What's my experience with pricing, setup cost, and licensing?
Dynatrace's pricing for their consumption units is rather arcane compared to some of the other tools, thus making forward-looking calculations based on capacity planning quite hard. This is because you have to do your capacity planning, work out what that would mean in real terms, then translate that into Dynatrace terms and try to ensure you have enough Davis units, synthetics units, DEM units, and host units.
Catching those and making sure you've got them all right for anything up to a year in advance is quite hard. This means that its ability to scale and continue to work is fine but predicting the correct number of various units to purchase is much harder.
The premium support package is available for an additional charge.
What other advice do I have?
At this point, we have not yet integrated Dynatrace with our CICD tool, which is Azure DevOps. However, in the future, our plan is to provide post-release measurements and automated rollbacks when necessary. Even further down the road, there's ServiceNow on the roadmap, which we're currently bringing in from an Australian acquisition in order to try and promote the ITSM side of the business.
There is nothing specific that has been implemented so far, although there have been general degrees of automation. When we get Agile, DevOps, and ServiceNow in place, the degree of automation will increase dramatically. For example, automated rollbacks in the case of deployment failure or change management automation through the current state of the target system are being included in the ServiceNow automation.
The automation that has been done to alleviate the effort spent on manual tasks is still very light because I'm the only person doing the work. I generally don't have time to do the ancillary tasks at the moment, such as creating automations. It's mostly a case of deploying instruments, observing, and moving on. When we come back to revisit it, then we'll look at the automations.
My advice for anybody who is looking into implementing Dynatrace is to make sure you talk constantly with your Dynatrace representatives during the PoC, or trial phase because there is invariably far more that Dynatrace can do than you realize. We only know what we know. I'm not suggesting that you let Dynatrace drive but instead, constantly provide the best practices. You will achieve faster returns afterward, whether that's labor savings, or recovery time, or costs from downtime. Basically, you want to make sure that you leverage the expertise of the company.

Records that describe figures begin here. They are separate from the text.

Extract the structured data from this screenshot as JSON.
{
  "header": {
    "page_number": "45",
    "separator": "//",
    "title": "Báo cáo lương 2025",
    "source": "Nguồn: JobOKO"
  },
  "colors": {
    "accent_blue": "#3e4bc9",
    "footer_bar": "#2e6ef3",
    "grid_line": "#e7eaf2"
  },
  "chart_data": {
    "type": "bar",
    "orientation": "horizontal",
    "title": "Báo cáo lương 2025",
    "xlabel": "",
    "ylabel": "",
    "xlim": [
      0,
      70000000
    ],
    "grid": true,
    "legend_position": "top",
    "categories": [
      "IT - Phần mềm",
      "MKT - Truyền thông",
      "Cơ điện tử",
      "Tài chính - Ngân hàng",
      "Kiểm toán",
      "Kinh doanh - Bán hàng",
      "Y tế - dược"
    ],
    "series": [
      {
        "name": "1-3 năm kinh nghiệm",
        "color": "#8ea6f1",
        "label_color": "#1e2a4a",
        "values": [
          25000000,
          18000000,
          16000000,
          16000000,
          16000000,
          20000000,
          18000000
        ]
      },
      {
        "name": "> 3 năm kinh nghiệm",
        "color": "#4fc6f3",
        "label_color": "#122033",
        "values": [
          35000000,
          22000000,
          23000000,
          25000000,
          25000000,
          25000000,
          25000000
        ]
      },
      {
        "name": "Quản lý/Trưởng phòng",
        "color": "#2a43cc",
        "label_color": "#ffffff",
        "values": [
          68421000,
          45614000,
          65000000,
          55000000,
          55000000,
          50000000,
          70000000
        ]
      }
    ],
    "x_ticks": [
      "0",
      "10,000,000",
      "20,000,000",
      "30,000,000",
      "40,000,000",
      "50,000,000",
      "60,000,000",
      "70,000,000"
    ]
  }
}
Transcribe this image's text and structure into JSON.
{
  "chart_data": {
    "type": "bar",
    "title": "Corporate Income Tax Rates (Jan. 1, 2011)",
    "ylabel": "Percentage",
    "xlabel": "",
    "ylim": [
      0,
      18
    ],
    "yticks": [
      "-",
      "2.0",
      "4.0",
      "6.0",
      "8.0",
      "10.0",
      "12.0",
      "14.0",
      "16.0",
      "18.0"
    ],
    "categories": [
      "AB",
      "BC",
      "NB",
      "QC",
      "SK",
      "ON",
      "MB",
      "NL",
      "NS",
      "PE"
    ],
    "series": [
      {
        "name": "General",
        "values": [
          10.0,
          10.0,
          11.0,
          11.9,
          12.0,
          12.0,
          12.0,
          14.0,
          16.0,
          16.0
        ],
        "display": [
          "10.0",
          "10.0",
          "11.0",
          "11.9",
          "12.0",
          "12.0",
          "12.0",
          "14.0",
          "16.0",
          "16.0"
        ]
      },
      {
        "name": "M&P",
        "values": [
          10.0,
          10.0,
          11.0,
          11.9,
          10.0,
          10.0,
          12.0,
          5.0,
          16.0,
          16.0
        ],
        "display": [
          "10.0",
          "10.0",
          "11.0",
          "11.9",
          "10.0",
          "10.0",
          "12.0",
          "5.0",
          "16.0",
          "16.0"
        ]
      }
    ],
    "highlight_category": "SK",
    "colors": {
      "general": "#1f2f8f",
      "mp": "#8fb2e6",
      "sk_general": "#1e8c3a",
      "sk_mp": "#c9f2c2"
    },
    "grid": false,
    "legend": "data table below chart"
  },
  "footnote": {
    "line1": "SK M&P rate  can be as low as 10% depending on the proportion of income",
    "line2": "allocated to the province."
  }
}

In summary, this is a very good product but they need to sort out their user interface issues and provide a more logical experience.
I would rate this solution a seven out of ten.
Which deployment model are you using for this solution?
Public Cloud
Disclosure: PeerSpot contacted the reviewer to collect the review and to validate authenticity. The reviewer was referred by the vendor, but the review is not subject to editing or approval by the vendor.